Gewerkschaften und Soziale Arbeit – gibt’s sowas?

Geschrieben von Ursula Zwick (Netzwerk Politische Bildung Schwaben)
Veröffentlicht am 28. Januar 2016 unter <https://www.politische-bildung-schwaben.net/2016/01/gewerkschaften-und-soziale-arbeit-gibts-sowas/>
Abgerufen am 24. Januar 2019 um 10:56 Uhr

Zu dieser Frage lassen sich viele weitere Fragestellungen und Argumentationen formulieren.
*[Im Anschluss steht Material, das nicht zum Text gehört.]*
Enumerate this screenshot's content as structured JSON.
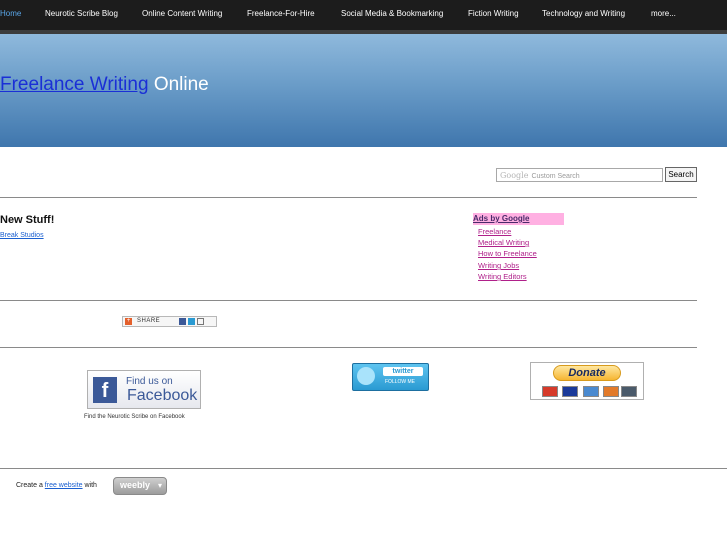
{
  "nav": {
    "items": [
      {
        "label": "Home",
        "active": true
      },
      {
        "label": "Neurotic Scribe Blog"
      },
      {
        "label": "Online Content Writing"
      },
      {
        "label": "Freelance-For-Hire"
      },
      {
        "label": "Social Media & Bookmarking"
      },
      {
        "label": "Fiction Writing"
      },
      {
        "label": "Technology and Writing"
      },
      {
        "label": "more..."
      }
    ]
  },
  "header": {
    "title_link": "Freelance Writing",
    "title_rest": " Online"
  },
  "search": {
    "brand": "Google",
    "placeholder": "Custom Search",
    "button_label": "Search"
  },
  "content": {
    "heading": "New Stuff!",
    "link": "Break Studios"
  },
  "ads": {
    "heading": "Ads by Google",
    "links": [
      "Freelance",
      "Medical Writing",
      "How to Freelance",
      "Writing Jobs",
      "Writing Editors"
    ]
  },
  "share": {
    "label": "SHARE"
  },
  "facebook": {
    "line1": "Find us on",
    "line2": "Facebook",
    "caption": "Find the Neurotic Scribe on Facebook"
  },
  "twitter": {
    "word": "twitter",
    "follow": "FOLLOW ME"
  },
  "donate": {
    "label": "Donate"
  },
  "footer": {
    "prefix": "Create a ",
    "link": "free website",
    "suffix": " with",
    "badge": "weebly"
  },
  "colors": {
    "accent": "#5aa6e8",
    "facebook": "#3b5998",
    "ads_bg": "#ffb0e2",
    "ad_link": "#b0208a"
  }
}
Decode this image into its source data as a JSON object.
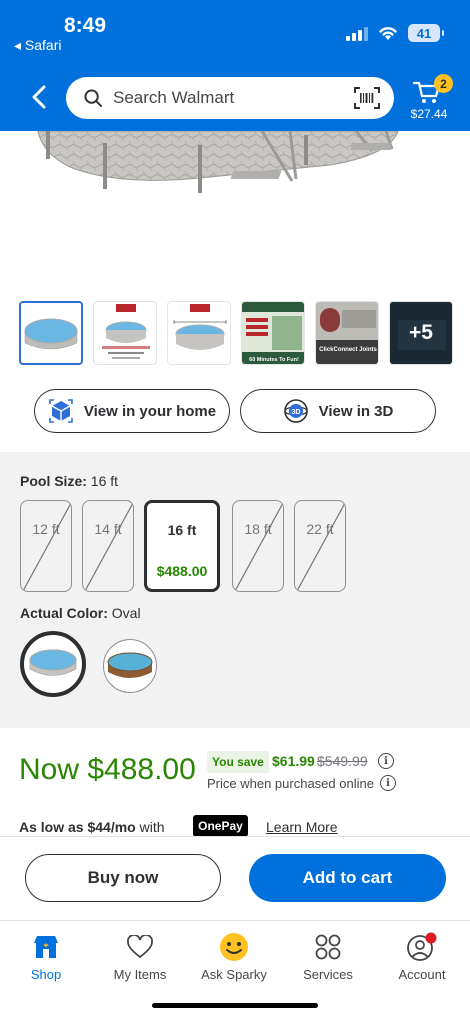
{
  "status_bar": {
    "time": "8:49",
    "back_app": "Safari",
    "battery": "41"
  },
  "header": {
    "back_icon": "chevron-left-icon",
    "search_placeholder": "Search Walmart",
    "search_icon": "search-icon",
    "barcode_icon": "barcode-scan-icon",
    "cart_icon": "cart-icon",
    "cart_count": "2",
    "cart_total": "$27.44"
  },
  "gallery": {
    "thumbnails": [
      {
        "kind": "pool-photo"
      },
      {
        "kind": "spec-sheet"
      },
      {
        "kind": "dimensions"
      },
      {
        "kind": "easy-setup",
        "caption": "60 Minutes To Fun!"
      },
      {
        "kind": "clickconnect",
        "caption": "ClickConnect Joints"
      },
      {
        "kind": "more",
        "more_label": "+5"
      }
    ]
  },
  "view_buttons": {
    "home": {
      "label": "View in your home",
      "icon": "ar-cube-icon"
    },
    "three_d": {
      "label": "View in 3D",
      "icon": "3d-icon"
    }
  },
  "pool_size": {
    "label": "Pool Size:",
    "selected": "16 ft",
    "options": [
      {
        "label": "12 ft",
        "available": false
      },
      {
        "label": "14 ft",
        "available": false
      },
      {
        "label": "16 ft",
        "available": true,
        "price": "$488.00"
      },
      {
        "label": "18 ft",
        "available": false
      },
      {
        "label": "22 ft",
        "available": false
      }
    ]
  },
  "color": {
    "label": "Actual Color:",
    "selected": "Oval",
    "swatches": [
      {
        "name": "oval-gray-pool"
      },
      {
        "name": "round-wood-pool"
      }
    ]
  },
  "price": {
    "now": "Now $488.00",
    "you_save_label": "You save",
    "save_amount": "$61.99",
    "was": "$549.99",
    "note": "Price when purchased online",
    "as_low_prefix": "As low as $44/mo",
    "as_low_suffix": "with",
    "onepay": "OnePay",
    "learn_more": "Learn More"
  },
  "actions": {
    "buy_now": "Buy now",
    "add_to_cart": "Add to cart"
  },
  "bottom_nav": [
    {
      "label": "Shop",
      "icon": "shop-icon",
      "active": true
    },
    {
      "label": "My Items",
      "icon": "heart-icon",
      "active": false
    },
    {
      "label": "Ask Sparky",
      "icon": "sparky-icon",
      "active": false
    },
    {
      "label": "Services",
      "icon": "services-grid-icon",
      "active": false
    },
    {
      "label": "Account",
      "icon": "account-icon",
      "active": false
    }
  ],
  "colors": {
    "brand_blue": "#0071dc",
    "price_green": "#2a8703",
    "spark_yellow": "#ffc220"
  }
}
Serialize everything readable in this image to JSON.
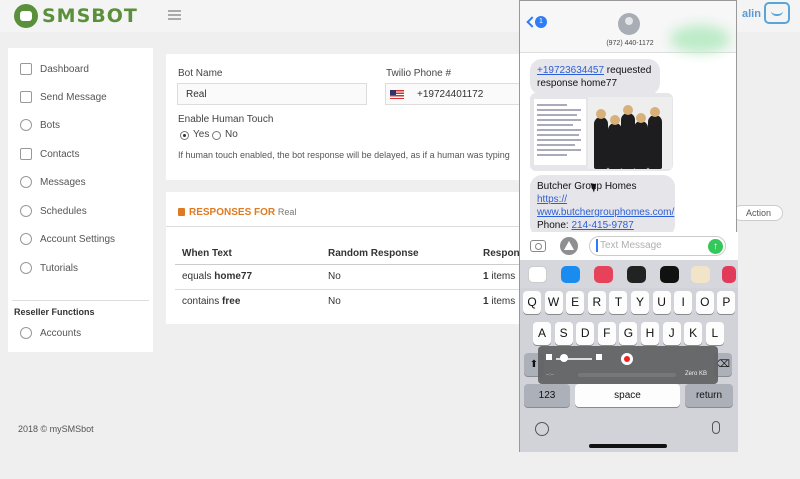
{
  "brand": {
    "name": "SMSBOT"
  },
  "header": {
    "user": "alin"
  },
  "sidebar": {
    "items": [
      {
        "label": "Dashboard"
      },
      {
        "label": "Send Message"
      },
      {
        "label": "Bots"
      },
      {
        "label": "Contacts"
      },
      {
        "label": "Messages"
      },
      {
        "label": "Schedules"
      },
      {
        "label": "Account Settings"
      },
      {
        "label": "Tutorials"
      }
    ],
    "reseller_title": "Reseller Functions",
    "reseller_items": [
      {
        "label": "Accounts"
      }
    ]
  },
  "footer": {
    "copyright": "2018 © mySMSbot"
  },
  "bot_form": {
    "bot_name_label": "Bot Name",
    "bot_name_value": "Real",
    "twilio_label": "Twilio Phone #",
    "twilio_value": "+19724401172",
    "human_touch_label": "Enable Human Touch",
    "yes_label": "Yes",
    "no_label": "No",
    "human_touch_selected": "Yes",
    "hint": "If human touch enabled, the bot response will be delayed, as if a human was typing"
  },
  "responses": {
    "title": "RESPONSES FOR",
    "bot": "Real",
    "action_label": "Action",
    "columns": [
      "When Text",
      "Random Response",
      "Respons"
    ],
    "rows": [
      {
        "match": "equals",
        "keyword": "home77",
        "random": "No",
        "count": "1",
        "unit": "items"
      },
      {
        "match": "contains",
        "keyword": "free",
        "random": "No",
        "count": "1",
        "unit": "items"
      }
    ]
  },
  "phone": {
    "back_badge": "1",
    "contact_number": "(972) 440-1172",
    "msg1_link": "+19723634457",
    "msg1_text": " requested response home77",
    "msg2_title": "Butcher Group Homes",
    "msg2_link_a": "https://",
    "msg2_link_b": "www.butchergrouphomes.com/",
    "msg2_phone_label": "Phone: ",
    "msg2_phone": "214-415-9787",
    "input_placeholder": "Text Message",
    "keyboard": {
      "row1": [
        "Q",
        "W",
        "E",
        "R",
        "T",
        "Y",
        "U",
        "I",
        "O",
        "P"
      ],
      "row2": [
        "A",
        "S",
        "D",
        "F",
        "G",
        "H",
        "J",
        "K",
        "L"
      ],
      "key_123": "123",
      "key_space": "space",
      "key_return": "return"
    },
    "recorder_time": "--:--",
    "recorder_size": "Zero KB"
  },
  "colors": {
    "brand_green": "#5a8f3b",
    "accent_orange": "#e07a20",
    "ios_blue": "#2e7cf6",
    "ios_green": "#34c759"
  }
}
Zunächst ist allerdings festzuhalten, dass die Soziale Arbeit und Gewerkschaften sehr nah beieinander liegen. Inwieweit diese zusammenhängen, welche Rolle Gewerkschaften und Politik dabei spielen und wie sich jeder einzelne Mensch für eine Aufwertung der sozialen Arbeit einsetzen kann wird im Folgenden gezeigt. Gewerkschaften sind da um an einer Verbesserung und Durchsetzung der tarifpolitischen Interessen zu arbeiten.
Dazu gehören mitunter die Interessen der Beschäftigten im Sozial- und Erziehungsdienst. Konkret bedeutet dies folgendes:
– Leistungsgerechte Eingruppierung und Bezahlung
– Verbesserung der Arbeitsbedingungen
– Gesundheitsschutz und Qualifizierung

Um eine Arbeit als qualitativ hochwertig zu beschreiben sind gute Arbeitsbedingungen und ein angemessenes Entgelt die Voraussetzungen – unabhängig von der Trägerschaft. In folgenden Bereichen sind daher Gewerkschaften, insbesondere die vereinte Dienstleistungsgewerkschaft (ver.di) tätig:
– Kindertagesstätten und Krippen
– Horte und Ganztagsschulen
– Heime für Kinder und Jugendliche
– Jugendämter und Allgemeine Soziale Dienste (ASD bzw. KSD)
– Offene Jugendarbeit wie Jugendzentren und Jugendfreizeitheime
– Einrichtungen und Dienste für Kinder und Jugendliche mit Förderbedarf
– Verwaltungen des SGB II und SGB XII

Dabei stehen nicht nur die konkreten Forderungen nach Grundsicherung, Weiterentwicklung von Tarifverträgen, Arbeits- und Gesundheitsschutz, Personalentwicklung oder die Ausbildung von Fachkräften in der Zielbeschreibung sondern auch gesellschaftliche Diskurse. So werden parallel Themen wie die Bekämpfung von Kinderarmut, Inklusion und die gesellschaftliche Bedeutung der Kinder- und Jugendhilfe in den Vordergrund gerückt.
Gewerkschaften kämpfen sowohl politisch in den Bereichen der Interessensvertretungen sowie in der Gesellschaft. Besonders in den sozialen Bereichen ist hier ein Umden-ken aufgrund von aktuellen Personalnotständen und schlechten Arbeitsbedingungen erforderlich. Für viele stellt sich hier allerdings die Frage, inwieweit nun die Gewerkschaften mit einer Umsetzung der genannten Ziele in Zusammenhang stehen.
Dies lässt sich ganz einfach definieren. Die Existenz von Gewerkschaften ist im Grundgesetz verankert und lässt daher zu, sich in Betrieben, Dienststellen und Einrichtungen zu vertreten. Umso mehr Gewerkschaftsmitglieder eine einzelne Einrichtung hat umso mehr zwingt es den/die Arbeitgeber_in bzw. die Trägerschaft zu handeln. Für den Fall, dass den Forderungen nicht nachgegangen wird können die Mitglieder in den Streik treten und ihre Arbeit niederlegen.
Das Prinzip ist daher relativ simpel. Wichtig ist dabei allerdings zu wissen, dass jedes einzelne Mitglied die Gewerkschaft bildet und es nicht reicht, sich auf die anderen zu verlassen. Besonders in der sozialen Arbeit muss dieses Selbstverständnis noch mehr wachsen um eine allgemeine Aufwertung zu erzielen. In Zuge dessen ist eine aktive Bildungsarbeit in den einzelnen Einrichtungen erforderlich.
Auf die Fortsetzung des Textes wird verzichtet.